Criado nos anos 80, naquele momento de renovação democrática, o PT foi um sopro de modernidade nas discussões empoeiradas da velha esquerda. Foi o PT que nos apresentou às bandeiras ecológicas que começavam a surgir na Europa. Foi no PT que se ouviu falar pela primeira vez de “desenvolvimento ecologicamente sustentável”, de respeito “aos povos da floresta”, da possibilidade de sustentação de uma economia que não fosse meramente devastadora da natureza, mas que buscasse aplicar uma forma mais inteligente de relação com ela.
Primeiro ato do “enterro da última quimera”: Marina Silva anuncia a sua desfiliação do PT. Não foi Marina quem saiu do PT, foi o PT que saiu de Marina. No poder, o presidente Luiz Inácio da Silva e a sua escolhida para sucedê-lo, Dilma Roussef, abandonaram todo o ideário inaugurado pelo PT com Marina e Chico Mendes e optaram por um caminho desenvolvimentista brutal como a da ditadura militar: grandes hidrelétricas alterando o curso dos rios, grandes estradas invadindo florestas. Que interessa a desova dos peixes? Que interessa animais desabrigados e árvores queimadas? O país tem que crescer. Se isso provocar o colapso do país e do planeta no futuro, eu não vou estar aqui pra ver, que se dane. Eu sou aqui e agora. Lula, primeiro e único. Simples assim. Por 30 anos no PT, Marina tinha certeza de que poderia optar, sem prejuízo econômico para o país, por um outro caminho. Quando teria a oportunidade de provar isso, foi alijada, demitida do Ministério. Sai do PT para manter seu sonho, a sua quimera, “mantenedora
de utopia”, como classificou-se.
Segundo ato do “enterro da última quimera”: no Conselho de Ética, o senador João Pedro (PT-AM) lê uma carta do presidente do PT, Ricardo Berzoini, “orientando” todos os petistas a votarem pelo arquivamento sumário de todas as denúncias contra José Sarney. Em 1985, o PT expulsou três deputados que insistiram em votar em Tancredo Neves no Colégio Eleitoral. O partido considerava “inaceitável” fazer parte de uma aliança com gente como José Sarney e outros políticos oriundos da ditadura militar. Naquele momento, pouco importou ao PT que a eleição de Tancredo, com a aliança que fizera, era o único caminho possível para por fim à ditadura. O partido tinha de manter a sua “pureza”. No dia 19 de agosto de 2009, fazer uma aliança com José Sarney e o PMDB não era mais a “única opção” para livrar o país de um regime de exceção. Era uma escolha política. Outras escolhas poderiam ser mais difíceis. Poderiam até mesmo levar o PT a um risco de derrota eleitoral. Mas ficar com Sarney e o PMDB era uma escolha. E o PT não teve dúvidas em abrir mão de sua “pureza”. Ordenados por Berzoini, os senadores arquivaram os processos contra Sarney. Ficou o PT, enterrou-se a quimera.
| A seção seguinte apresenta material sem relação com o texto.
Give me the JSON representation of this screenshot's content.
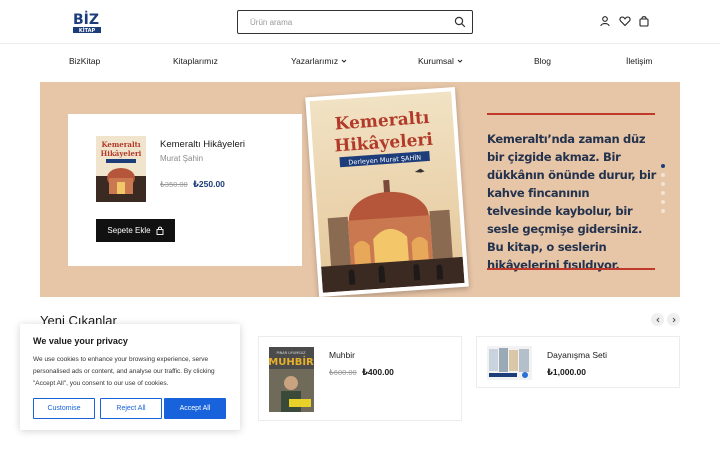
{
  "brand": {
    "logo_text": "BİZ",
    "logo_sub": "KİTAP"
  },
  "search": {
    "placeholder": "Ürün arama"
  },
  "nav": {
    "items": [
      {
        "label": "BizKitap"
      },
      {
        "label": "Kitaplarımız"
      },
      {
        "label": "Yazarlarımız"
      },
      {
        "label": "Kurumsal"
      },
      {
        "label": "Blog"
      },
      {
        "label": "İletişim"
      }
    ]
  },
  "hero": {
    "product": {
      "title": "Kemeraltı Hikâyeleri",
      "author": "Murat Şahin",
      "old_price": "₺350.00",
      "new_price": "₺250.00",
      "cart_label": "Sepete Ekle"
    },
    "cover": {
      "title_line1": "Kemeraltı",
      "title_line2": "Hikâyeleri",
      "subtitle": "Derleyen Murat ŞAHİN"
    },
    "text": "Kemeraltı’nda zaman düz bir çizgide akmaz. Bir dükkânın önünde durur, bir kahve fincanının telvesinde kaybolur, bir sesle geçmişe gidersiniz. Bu kitap, o seslerin hikâyelerini fısıldıyor.",
    "slide_count": 6,
    "active_slide": 1
  },
  "new_releases": {
    "title": "Yeni Çıkanlar",
    "products": [
      {
        "title": "Muhbir",
        "old_price": "₺600.00",
        "new_price": "₺400.00",
        "cover_author": "PINAR UYUMSUZ",
        "cover_title": "MUHBİR"
      },
      {
        "title": "Dayanışma Seti",
        "old_price": "",
        "new_price": "₺1,000.00"
      }
    ]
  },
  "cookie": {
    "title": "We value your privacy",
    "text": "We use cookies to enhance your browsing experience, serve personalised ads or content, and analyse our traffic. By clicking \"Accept All\", you consent to our use of cookies.",
    "customise": "Customise",
    "reject": "Reject All",
    "accept": "Accept All"
  },
  "colors": {
    "hero_bg": "#e7c5a7",
    "price_blue": "#1d3d7a",
    "accent_red": "#c0392b",
    "cookie_blue": "#1863dc"
  }
}
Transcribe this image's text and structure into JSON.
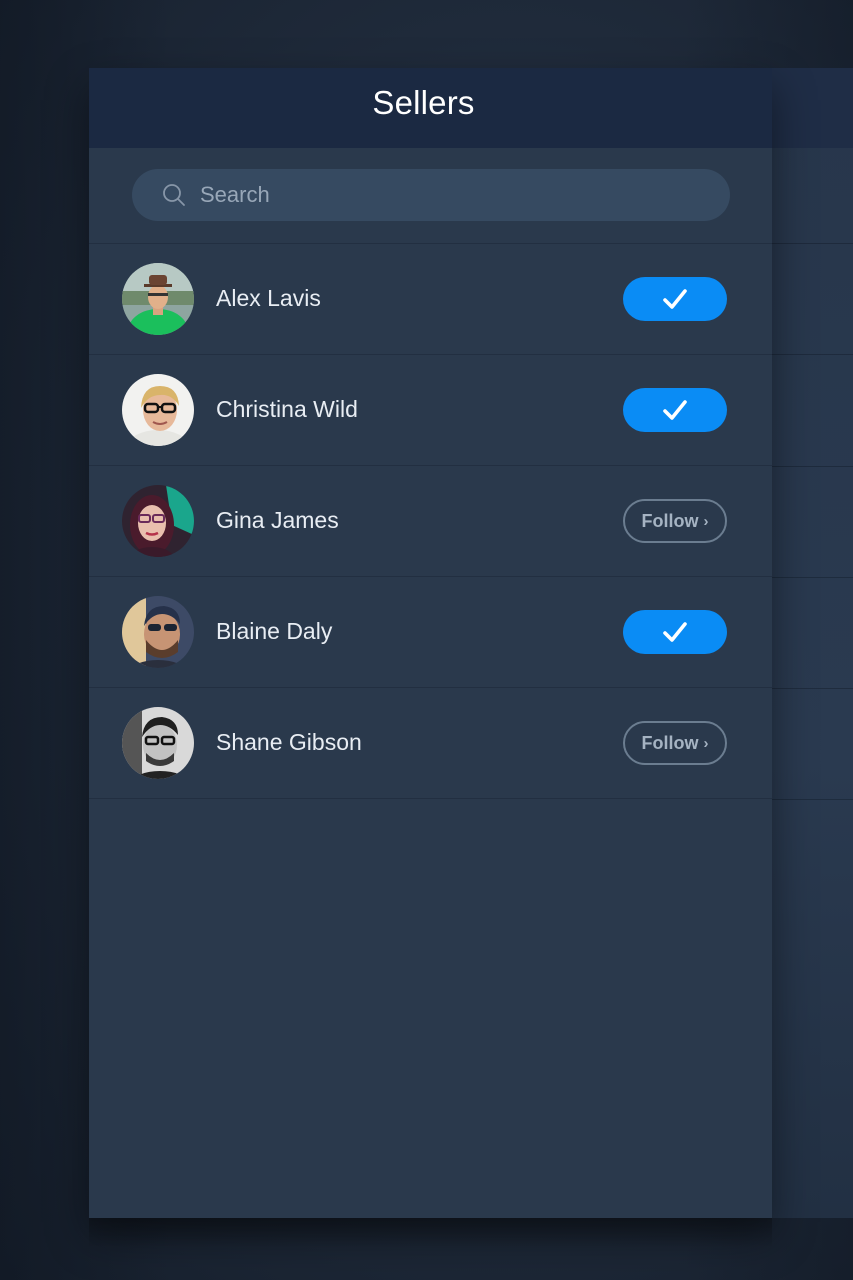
{
  "header": {
    "title": "Sellers"
  },
  "search": {
    "placeholder": "Search"
  },
  "sellers": [
    {
      "name": "Alex Lavis",
      "following": true
    },
    {
      "name": "Christina Wild",
      "following": true
    },
    {
      "name": "Gina James",
      "following": false,
      "follow_label": "Follow"
    },
    {
      "name": "Blaine Daly",
      "following": true
    },
    {
      "name": "Shane Gibson",
      "following": false,
      "follow_label": "Follow"
    }
  ],
  "colors": {
    "accent": "#0a8cf5",
    "header_bg": "#1b2942",
    "panel_bg": "#2a394c",
    "search_bg": "#364a61"
  },
  "icons": {
    "search": "search-icon",
    "check": "checkmark-icon",
    "chevron": "chevron-right-icon"
  }
}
Terceiro ato do “enterro da última quimera”: num emocionado discurso, o senador Flávio Arns (PT-PR) declara que toda aquela situação “o envergonha”. Na sua formação, o PT foi o habitat da igreja progressista. Foi a partir da igreja que se aproximou de boa parte das suas bases eleitorais, cresceu e ramificou-se pelo país. Foi assim que mostrou como os ideiais socialistas aproximavam-se dos princípios cristãos de fraternidade e solidariedade. Flávio Arns, sobrinho de Dom Evaristo Arns e de Zilda Arns. Também deixará o PT.
Mais feliz talvez tenha sido mesmo o personagem de Augusto dos Anjos: “Ninguém assistiu ao formidável enterro da sua última quimera”.
*Jornalista, com 23 anos de profissão.